This study demonstrated the potential of multispectral UAS imagery combined with DL (ViT or CNN) models to detect SCN-affected regions within soybean fields. Spectral analysis showed that the NIR band was consistently the most informative for distinguishing non-detected from SCN-infested areas. Early in the season, SCN-infested regions exhibited slightly higher median NIR reflectance, but once the crop entered reproductive stages, the pattern reversed—with healthy (non-detected) areas showing higher NIR values. This temporal shift underscores the importance of considering soybean growth stage when interpreting SCN-related spectral responses. DL models trained across multiple timestamps further highlighted the value of incorporating phenological variation. The four-timestamp ViT model (3 June, 29 July, 19 August, 2 September) achieved an F1-score of 0.74, while the five-timestamp SCN–CNN model (3 June, 22 July, 29 July, 19 August, 2 September) reached 0.75. Although performance was comparable, the ViT exhibited greater stability across different training–testing splits, suggesting stronger generalization.

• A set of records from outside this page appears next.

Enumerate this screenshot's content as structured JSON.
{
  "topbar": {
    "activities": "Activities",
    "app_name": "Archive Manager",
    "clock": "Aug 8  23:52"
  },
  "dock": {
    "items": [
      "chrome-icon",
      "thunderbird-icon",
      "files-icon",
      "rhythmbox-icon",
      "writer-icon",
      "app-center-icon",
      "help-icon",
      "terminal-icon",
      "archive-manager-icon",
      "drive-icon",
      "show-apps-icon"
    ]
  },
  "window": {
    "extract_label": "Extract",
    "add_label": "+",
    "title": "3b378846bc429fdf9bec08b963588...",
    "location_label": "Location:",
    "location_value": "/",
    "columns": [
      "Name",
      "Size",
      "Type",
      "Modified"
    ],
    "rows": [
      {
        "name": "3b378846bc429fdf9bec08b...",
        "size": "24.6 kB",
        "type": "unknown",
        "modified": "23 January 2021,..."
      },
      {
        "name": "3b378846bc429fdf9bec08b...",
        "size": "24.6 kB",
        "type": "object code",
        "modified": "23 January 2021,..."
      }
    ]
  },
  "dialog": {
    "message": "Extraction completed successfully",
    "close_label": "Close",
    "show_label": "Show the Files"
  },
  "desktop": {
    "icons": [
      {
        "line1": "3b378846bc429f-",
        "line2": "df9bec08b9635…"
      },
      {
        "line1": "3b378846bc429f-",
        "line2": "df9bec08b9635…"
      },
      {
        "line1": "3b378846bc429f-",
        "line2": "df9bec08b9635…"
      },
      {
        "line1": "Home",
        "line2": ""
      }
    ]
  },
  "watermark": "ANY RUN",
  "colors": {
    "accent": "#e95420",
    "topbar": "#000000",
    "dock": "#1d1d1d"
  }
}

Overall, these findings demonstrate that DL models can automatically extract meaningful plant features from complex multispectral data at different growth stages and detect SCN presence with field-scale precision. Compared to traditional scouting, this developed framework enhances spatial and temporal monitoring of SCN infestations and provides a foundation for more efficient, targeted soil sampling and SCN management strategies.

Supplementary Materials

The following supporting information can be downloaded at https://www.mdpi.com/article/10.3390/rs18050757/s1. Table S1: Description and categorical label defined for each soybean growth stage. Figure S1: Variation in spectral value (containing both soybean plant and non-plant) distribution between non-infested and SCN-infested classes for the UAS images collected on (a) 3 June 2022, (b) 1 July 2022, (c) 22 July 2022, (d) 29 July 2022, and (e) 2 September 2022. Figure S2: Spectral value ranges of soybean plant and non-plant pixels between non-infested and SCN-infested classes for the UAS images collected on (a) 3 June 2022, (b) 1 July 2022, (c) 22 July 2022, (d) 29 July 2022, and (e) 2 September 2022. Figure S3: Training and validation performance of the top five ViT models at different timestamps of input. The model names are represented as RS-X, where X denotes the random seed used for the training and test data splits. Figure S4: Training and validation performance of the top five SCN–CNN models at different timestamps of input. The model names are represented as RS-X, where X denotes the random seed used for the training and test data splits. Figure S5: Performance distribution of the top five random seed ViT models across accuracy, precision, recall, and F1 score, including mean and standard deviation bars. Each point across the X-axis represents the performance metrics for a specific timestamp used in the ViT model. # indicates the number of timestamp images. Figure S6: ViT model performance distribution across test datasets observed at all 15 random seeds. Figure S7: Performance distribution of the top five random seed SCN–CNN models across accuracy, precision, recall, and F1 score, including mean and standard deviation bars. Each point across the X-axis represents the performance metrics for a specific timestamp used in the SCN–CNN model. Figure S8: SCN–CNN model performance distribution across test datasets observed at all 15 random seeds.

Author Contributions

Conceptualization, S.K. (Sushma Katari), N.B. and S.K. (Sami Khanal); methodology, S.K. (Sushma Katari) and N.B.; software, S.K. (Sushma Katari) and N.B.; validation, S.K. (Sushma Katari); formal analysis, S.K. (Sushma Katari) and N.B.; investigation, S.K. (Sushma Katari) and N.B.; resources, S.K. (Sami Khanal) and H.D.L.-N.; data curation, K.K. and A.P.; writing—original draft preparation, S.K. (Sushma Katari) and N.B.; writing—review and editing, S.K. (Sushma Katari), N.B., S.K. (Sami Khanal) and H.D.L.-N.; visualization, S.K. (Sushma Katari); supervision, S.K. (Sami Khanal); project administration, S.K. (Sami Khanal); funding acquisition, S.K. (Sami Khanal). All authors have read and agreed to the published version of the manuscript.

Funding

This project is funded by the OSU Graduate School Fellowship programs, including Diversity University, ENGIE-AXIUM, and EmPOWERment Fellowships, Ohio Soybean Council (OSC 26-R-06, OSC 24-R-36), and USDA AFRI GRANT (13713059).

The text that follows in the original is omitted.